At this time the remaining rebel bands concentrated in the forested mountainous region of southern Shensi, and were moving southwest into Szechwan. After more than half a year of fighting, the bands returned to that area, and for failing to crush them, Tê-lêng-t'ai was reduced to a second-class marquis. Soon, however, he and his subordinates, Yang Yü-ch'un and Yang Fang [qq. v.], succeeded in clearing the forested areas, and his rank was restored to him. After Ê-lê-têng-pao died (1805), Tê-lêng-t'ai was recalled to Peking and was made a chamberlain of the Imperial Bodyguard. In August 1806 he was appointed Imperial Commissioner to settle a mutiny of government troops in southern Shensi (see under Yang Fang). For being too lenient to the mutineers he was severely reprimanded, and was degraded to Tartar General of Sian. In February 1809 he became very ill with asthma. The Emperor consoled him by giving him the rank of a third class duke, but he died two months later. He was given the posthumous name, Chuang-kuo 壯果. His memory was celebrated in the Temple of Zealots of the Dynasty in Peking and a special temple was erected to his honor in Chengtu.

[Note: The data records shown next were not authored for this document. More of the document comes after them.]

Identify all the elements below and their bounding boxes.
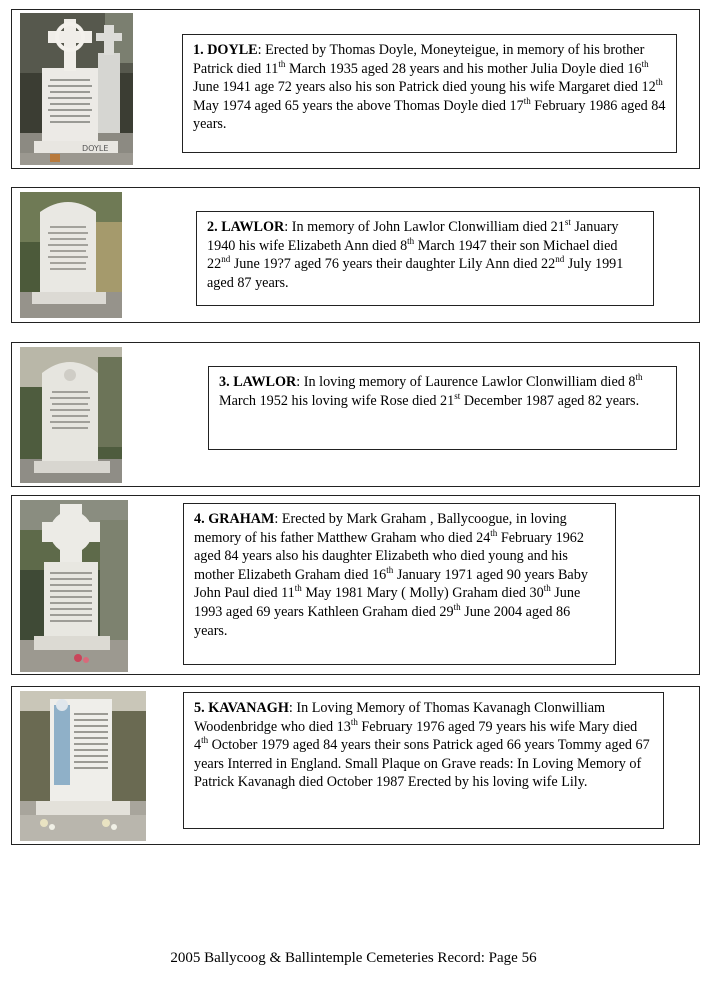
headstone-photo [20,347,122,483]
entry-surname: DOYLE [207,42,258,58]
headstone-photo [20,192,122,318]
inscription-text: 5. KAVANAGH: In Loving Memory of Thomas Kavanagh Clonwilliam Woodenbridge who died 13th February 1976 aged 79 years his wife Mary died 4th October 1979 aged 84 years their sons Patrick aged 66 years Tommy aged 67 years Interred in England. Small Plaque on Grave reads: In Loving Memory of Patrick Kavanagh died October 1987 Erected by his loving wife Lily. [183,692,664,829]
headstone-photo [20,500,128,672]
inscription-text: 2. LAWLOR: In memory of John Lawlor Clonwilliam died 21st January 1940 his wife Elizabeth Ann died 8th March 1947 their son Michael died 22nd June 19?7 aged 76 years their daughter Lily Ann died 22nd July 1991 aged 87 years. [196,211,654,306]
entry-surname: LAWLOR [233,374,297,390]
headstone-photo [20,691,146,841]
entry-surname: KAVANAGH [208,700,289,716]
entry-3 [11,342,700,487]
inscription-text: 1. DOYLE: Erected by Thomas Doyle, Moneyteigue, in memory of his brother Patrick died 11th March 1935 aged 28 years and his mother Julia Doyle died 16th June 1941 age 72 years also his son Patrick died young his wife Margaret died 12th May 1974 aged 65 years the above Thomas Doyle died 17th February 1986 aged 84 years. [182,34,677,153]
entry-number: 3. [219,374,230,390]
page-footer: 2005 Ballycoog & Ballintemple Cemeteries Record: Page 56 [170,950,537,966]
entry-number: 5. [194,700,205,716]
inscription-text: 3. LAWLOR: In loving memory of Laurence Lawlor Clonwilliam died 8th March 1952 his loving wife Rose died 21st December 1987 aged 82 years. [208,366,677,450]
entry-1 [11,9,700,169]
headstone-photo-image [20,500,128,672]
entry-number: 4. [194,511,205,527]
entry-surname: GRAHAM [208,511,275,527]
headstone-photo-image [20,192,122,318]
headstone-photo-image [20,691,146,841]
entry-5 [11,686,700,845]
entry-2 [11,187,700,323]
headstone-photo-image [20,347,122,483]
inscription-text: 4. GRAHAM: Erected by Mark Graham , Ballycoogue, in loving memory of his father Matthew Graham who died 24th February 1962 aged 84 years also his daughter Elizabeth who died young and his mother Elizabeth Graham died 16th January 1971 aged 90 years Baby John Paul died 11th May 1981 Mary ( Molly) Graham died 30th June 1993 aged 69 years Kathleen Graham died 29th June 2004 aged 86 years. [183,503,616,665]
entry-number: 2. [207,219,218,235]
headstone-photo [20,13,133,165]
entry-number: 1. [193,42,204,58]
entry-4 [11,495,700,675]
plaque-text: DOYLE [82,144,109,153]
entry-surname: LAWLOR [221,219,285,235]
headstone-photo-image [20,13,133,165]
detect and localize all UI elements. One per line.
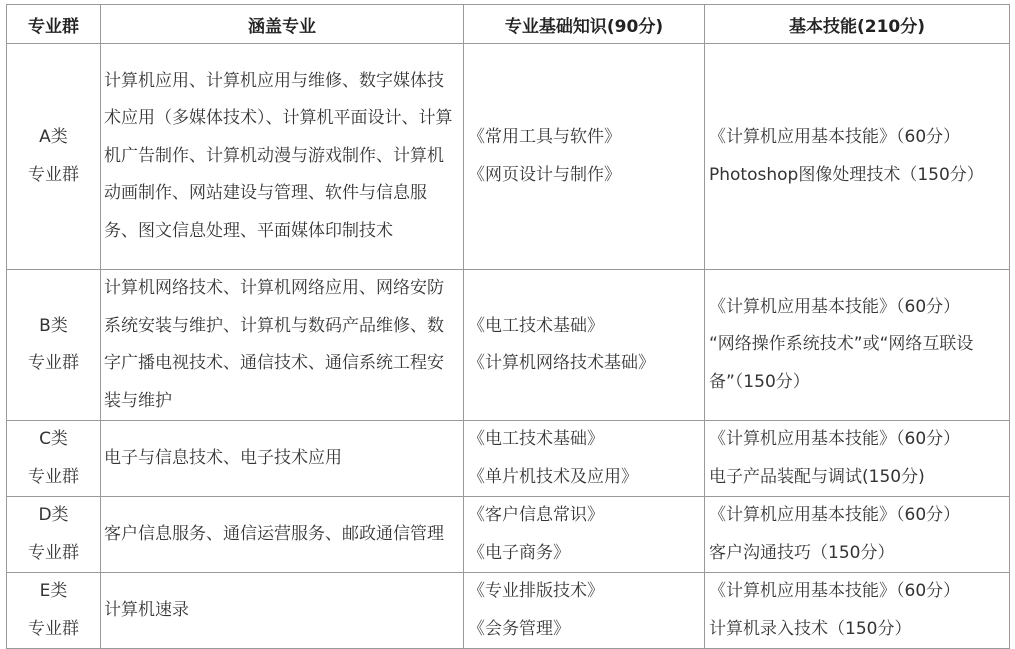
group-suffix: 专业群 xyxy=(28,466,79,487)
skill-item: 客户沟通技巧（150分） xyxy=(709,542,895,563)
table-row-a xyxy=(7,44,1010,270)
header-basic-skills: 基本技能(210分) xyxy=(705,5,1010,44)
skill-item: 《计算机应用基本技能》（60分） xyxy=(709,127,961,147)
basic-skills-cell xyxy=(705,44,1010,270)
basic-course: 《专业排版技术》 xyxy=(468,581,604,601)
basic-course: 《单片机技术及应用》 xyxy=(468,466,638,487)
table-row-c xyxy=(7,421,1010,497)
basic-course: 《常用工具与软件》 xyxy=(468,127,621,147)
group-label: D类 xyxy=(38,505,69,525)
basic-skills-cell xyxy=(705,497,1010,573)
basic-knowledge-cell xyxy=(464,270,705,421)
basic-knowledge-cell xyxy=(464,497,705,573)
basic-course: 《电工技术基础》 xyxy=(468,315,604,336)
table-row-d xyxy=(7,497,1010,573)
group-suffix: 专业群 xyxy=(28,164,79,185)
majors-cell: 计算机网络技术、计算机网络应用、网络安防系统安装与维护、计算机与数码产品维修、数字广播电视技术、通信技术、通信系统工程安装与维护 xyxy=(101,270,464,421)
group-cell xyxy=(7,44,101,270)
basic-course: 《计算机网络技术基础》 xyxy=(468,353,655,373)
majors-cell: 电子与信息技术、电子技术应用 xyxy=(101,421,464,497)
skill-item: 《计算机应用基本技能》（60分） xyxy=(709,581,961,601)
header-majors: 涵盖专业 xyxy=(101,5,464,44)
skill-item: 电子产品装配与调试(150分) xyxy=(709,466,925,487)
group-suffix: 专业群 xyxy=(28,618,79,639)
group-label: E类 xyxy=(39,581,68,601)
skill-item: “网络操作系统技术”或“网络互联设备”（150分） xyxy=(709,334,974,392)
majors-cell: 计算机速录 xyxy=(101,573,464,649)
group-cell xyxy=(7,270,101,421)
group-label: B类 xyxy=(39,315,68,336)
skill-item: 《计算机应用基本技能》（60分） xyxy=(709,296,961,317)
skill-item: 《计算机应用基本技能》（60分） xyxy=(709,505,961,525)
group-cell xyxy=(7,573,101,649)
group-suffix: 专业群 xyxy=(28,542,79,563)
majors-cell: 客户信息服务、通信运营服务、邮政通信管理 xyxy=(101,497,464,573)
basic-knowledge-cell xyxy=(464,421,705,497)
basic-course: 《电子商务》 xyxy=(468,542,570,563)
majors-cell: 计算机应用、计算机应用与维修、数字媒体技术应用（多媒体技术）、计算机平面设计、计算机广告制作、计算机动漫与游戏制作、计算机动画制作、网站建设与管理、软件与信息服务、图文信息处理、平面媒体印制技术 xyxy=(101,44,464,270)
exam-subject-table xyxy=(6,4,1010,649)
basic-course: 《会务管理》 xyxy=(468,618,570,639)
header-group: 专业群 xyxy=(7,5,101,44)
group-suffix: 专业群 xyxy=(28,353,79,373)
basic-skills-cell xyxy=(705,270,1010,421)
exam-subject-table-container xyxy=(6,4,1009,640)
skill-item: 计算机录入技术（150分） xyxy=(709,618,912,639)
group-label: C类 xyxy=(39,429,68,449)
skill-item: Photoshop图像处理技术（150分） xyxy=(709,164,984,185)
table-row-e xyxy=(7,573,1010,649)
table-row-b xyxy=(7,270,1010,421)
group-cell xyxy=(7,421,101,497)
basic-skills-cell xyxy=(705,421,1010,497)
header-basic-knowledge: 专业基础知识(90分) xyxy=(464,5,705,44)
basic-skills-cell xyxy=(705,573,1010,649)
skill-item: 《计算机应用基本技能》（60分） xyxy=(709,429,961,449)
basic-course: 《客户信息常识》 xyxy=(468,505,604,525)
group-label: A类 xyxy=(39,127,68,147)
basic-course: 《网页设计与制作》 xyxy=(468,164,621,185)
basic-knowledge-cell xyxy=(464,573,705,649)
basic-knowledge-cell xyxy=(464,44,705,270)
basic-course: 《电工技术基础》 xyxy=(468,429,604,449)
header-row xyxy=(7,5,1010,44)
group-cell xyxy=(7,497,101,573)
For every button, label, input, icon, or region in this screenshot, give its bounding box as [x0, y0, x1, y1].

As in the case of Ê-lê-têng-pao, the son of Tê-lêng-t'ai (i.e. Su-ch'ung-a) was allowed to inherit the reduced rank of a first class marquis. After Su-ch'ung-a died (1829), the rank was inherited by his elder son, Wo-shih-no 倭什訥 (d. 1852). The younger son of Su-ch'ung-a, named Hua-sha-na (see under Kuei-liang), was a chin-shih of 1832 and a member of the Hanlin Academy. He rose to be president of the Board of Civil Appointments (1854–59). Hua-sha-na and Kuei-liang were the two commissioners sent to Tientsin in 1858 to negotiate treaties of peace with the British, French, American, and Russian envoys (see under Kuei-liang). Hua-sha-na edited a biography of his grandfather, entitled 德壯果公年譜 Tê Chuang-kuo kung nien-p'u, 32 chüan, printed in 1857, with a portrait of Te-lêng-t'ai. The great number of dated documents which this work contains makes it one of the best sources for the Pai-lien-chiao Rebellion.


[1/350/10a; 2/29/44b; 3/303/9a; Tê Chuang-kuo kung nien-p'u.]